Sunday, September 27, 2009

Epigraphs for three unwritten novels

"[He] neglected invesitgating one of the walls as a result of a deduction to the effect that the door of a room in the upper storey of a house is rarely to be found in the same wall which contains the window."
Flann O'Brien, At Swim-Two Birds

SOLYONY (Entering drawing room from the reception room with CHERBUTYKIN): With one hand I can't lift more than fifty pounds, but with both hands it goes up to two hundred pounds. Which leads me to conclude that two men are not twice as strong as one, but three times strong, even stronger. . .
Chekhov, Three Sisters

"If we were all suddenly someone else."
Joyce, Hades chapter of Ulysses

Saturday, September 26, 2009

My companion at 90-minute mark: "When is this thing over?"

Went with the ten-year-old last night to see It Might Get Loud, the Inconvenient Truth guy's documentary about electric guitars. (No, I don't mean Al Gore. He must be, what, sixty years old.) Jimmy Page seems remarkably sane and benevolent for someone who was once strung out on smack, allegedly helped destroy numerous hotel rooms, hand-picked a former wrestler to run his label and rough guys up, and was deep enough into the devil to buy Aleister Crowley's old crib. Watching him play old 45s is kind of like hanging out with your newly-mellow Vietnam-vet uncle.

The Edge is the very serious fellow we suspected. Not many destroyed hotel rooms in this guy's past. The Christianity he burst onto the scene with has been transformed into a rather impressive, monk-like search for perfect guitar sounds. He is a parer-downer: plays an E chord with three strings. When Page launches into the blues, Edge gets the same skeptical-father-in-law look that McCain had when he debated Obama. One of the shortcomings of the film is its failure to address Edge's right-on dismissal of the era of the epic guitar solo, which the discovery of the Buzzcocks, Pistols, Clash, et al, emancipated him from, and which Page, on the other hand, was the godfather of. How the filmmakers failed to cash in on this brewing confrontation is hard to fathom. But no, they keep it friendly.

There are just too damn many stories jockeying for attention in this film. Which brings us to Jack White. Dude should have a whole movie to himself. He brings the same genius for conceptualization to this film that he brings to the Stripes. Opening shots of him building a guitar from a 2 x 4, a Coke bottle, some twine, and the most bare-boned pick-up imaginable, while a pasture full of Herfords looks on, is the highpoint of the film--and, I feel sure, was White's idea, not the director's. As was, no doubt, the recruitment of the child in the Panama hat to act as a sort of mini-White. Watching the two of them driving dream-like through empty landscapes gives us a glimpse of a never-made, better film.
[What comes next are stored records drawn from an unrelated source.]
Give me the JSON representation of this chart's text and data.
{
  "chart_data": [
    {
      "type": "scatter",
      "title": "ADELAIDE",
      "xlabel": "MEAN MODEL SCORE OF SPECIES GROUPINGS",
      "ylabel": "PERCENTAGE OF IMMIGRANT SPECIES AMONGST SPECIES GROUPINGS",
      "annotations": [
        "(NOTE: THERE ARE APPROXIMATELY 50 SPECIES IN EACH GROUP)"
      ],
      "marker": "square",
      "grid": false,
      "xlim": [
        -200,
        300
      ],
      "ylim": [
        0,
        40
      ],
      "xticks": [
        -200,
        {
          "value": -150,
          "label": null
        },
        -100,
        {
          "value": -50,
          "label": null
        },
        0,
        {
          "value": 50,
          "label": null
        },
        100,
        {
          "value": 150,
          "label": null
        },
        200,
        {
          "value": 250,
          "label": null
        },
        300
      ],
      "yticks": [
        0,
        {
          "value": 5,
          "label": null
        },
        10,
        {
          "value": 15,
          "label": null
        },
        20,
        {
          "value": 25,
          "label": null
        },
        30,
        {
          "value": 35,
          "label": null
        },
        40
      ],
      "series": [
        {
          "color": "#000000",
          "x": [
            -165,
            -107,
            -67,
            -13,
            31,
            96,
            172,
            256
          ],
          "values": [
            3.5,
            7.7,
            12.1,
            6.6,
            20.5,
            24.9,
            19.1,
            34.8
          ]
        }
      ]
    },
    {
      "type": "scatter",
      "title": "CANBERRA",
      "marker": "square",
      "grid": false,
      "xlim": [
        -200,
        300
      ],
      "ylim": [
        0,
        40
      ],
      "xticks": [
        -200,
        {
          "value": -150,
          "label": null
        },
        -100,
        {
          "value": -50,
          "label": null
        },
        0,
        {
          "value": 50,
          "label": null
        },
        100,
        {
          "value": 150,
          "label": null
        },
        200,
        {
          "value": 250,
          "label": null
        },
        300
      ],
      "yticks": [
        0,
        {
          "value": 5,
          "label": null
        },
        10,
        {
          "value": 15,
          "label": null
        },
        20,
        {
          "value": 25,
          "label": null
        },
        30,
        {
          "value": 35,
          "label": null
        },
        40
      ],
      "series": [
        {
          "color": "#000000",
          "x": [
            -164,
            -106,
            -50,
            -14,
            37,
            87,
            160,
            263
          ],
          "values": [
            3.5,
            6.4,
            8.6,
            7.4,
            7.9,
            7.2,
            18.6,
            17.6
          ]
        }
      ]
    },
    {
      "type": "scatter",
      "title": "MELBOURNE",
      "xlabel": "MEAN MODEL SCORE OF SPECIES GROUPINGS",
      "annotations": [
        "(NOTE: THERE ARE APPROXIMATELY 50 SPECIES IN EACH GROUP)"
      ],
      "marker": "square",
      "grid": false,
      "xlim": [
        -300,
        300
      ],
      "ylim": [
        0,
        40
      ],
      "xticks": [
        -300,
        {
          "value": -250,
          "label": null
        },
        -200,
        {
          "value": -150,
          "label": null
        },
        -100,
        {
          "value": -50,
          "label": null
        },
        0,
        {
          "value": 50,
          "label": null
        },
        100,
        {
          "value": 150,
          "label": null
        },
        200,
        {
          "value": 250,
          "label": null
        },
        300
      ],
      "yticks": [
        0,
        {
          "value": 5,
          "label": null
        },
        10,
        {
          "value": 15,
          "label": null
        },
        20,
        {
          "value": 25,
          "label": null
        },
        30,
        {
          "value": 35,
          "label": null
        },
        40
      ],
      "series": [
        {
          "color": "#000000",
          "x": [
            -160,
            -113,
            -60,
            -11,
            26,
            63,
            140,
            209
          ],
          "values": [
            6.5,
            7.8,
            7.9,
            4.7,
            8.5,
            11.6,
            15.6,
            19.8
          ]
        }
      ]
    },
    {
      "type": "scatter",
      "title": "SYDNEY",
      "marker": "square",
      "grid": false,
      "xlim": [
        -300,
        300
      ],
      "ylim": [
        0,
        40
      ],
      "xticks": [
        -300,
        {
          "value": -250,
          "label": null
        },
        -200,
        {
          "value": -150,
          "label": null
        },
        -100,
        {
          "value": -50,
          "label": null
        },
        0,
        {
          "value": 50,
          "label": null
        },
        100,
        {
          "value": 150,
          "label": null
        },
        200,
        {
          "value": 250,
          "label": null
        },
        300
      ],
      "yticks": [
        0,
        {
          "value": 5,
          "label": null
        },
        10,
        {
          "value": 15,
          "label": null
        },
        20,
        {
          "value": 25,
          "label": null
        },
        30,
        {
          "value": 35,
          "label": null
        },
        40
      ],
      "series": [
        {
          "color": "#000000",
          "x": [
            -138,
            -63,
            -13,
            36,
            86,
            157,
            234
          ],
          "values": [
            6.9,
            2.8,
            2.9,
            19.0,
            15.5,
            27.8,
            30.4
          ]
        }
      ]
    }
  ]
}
Friday, September 11, 2009

Dream of the month

So, a little confused as to what I'm even doing here (as one often is in a dream), I suit up and run onto the practice field. Whole team is out there, running drills, loosening up, all that jazz. Coach looks me over and says, "You ever played football?"

"No," I tell him, "but I've played hot dog."

"Hot dog?! What the hell is that?"

"Well, it's almost the same as football. Same rules, same helmet and pads. But instead of a football you play with a hot dog."

Best reason yet to drink whisky

If you thought Wes Anderson's Amex spot was impressive, check out this Johnny Walker ad. Joins Touch of Evil and Goodfellas in the single-take hall of fame.

Wednesday, September 2, 2009

The End of History

Some of my many, many readers may have noticed that the link to the left called "the history of water" is no longer working. My only explanation is that, before I discovered it, the site actually had no visitors and I single-handedly brought down their server.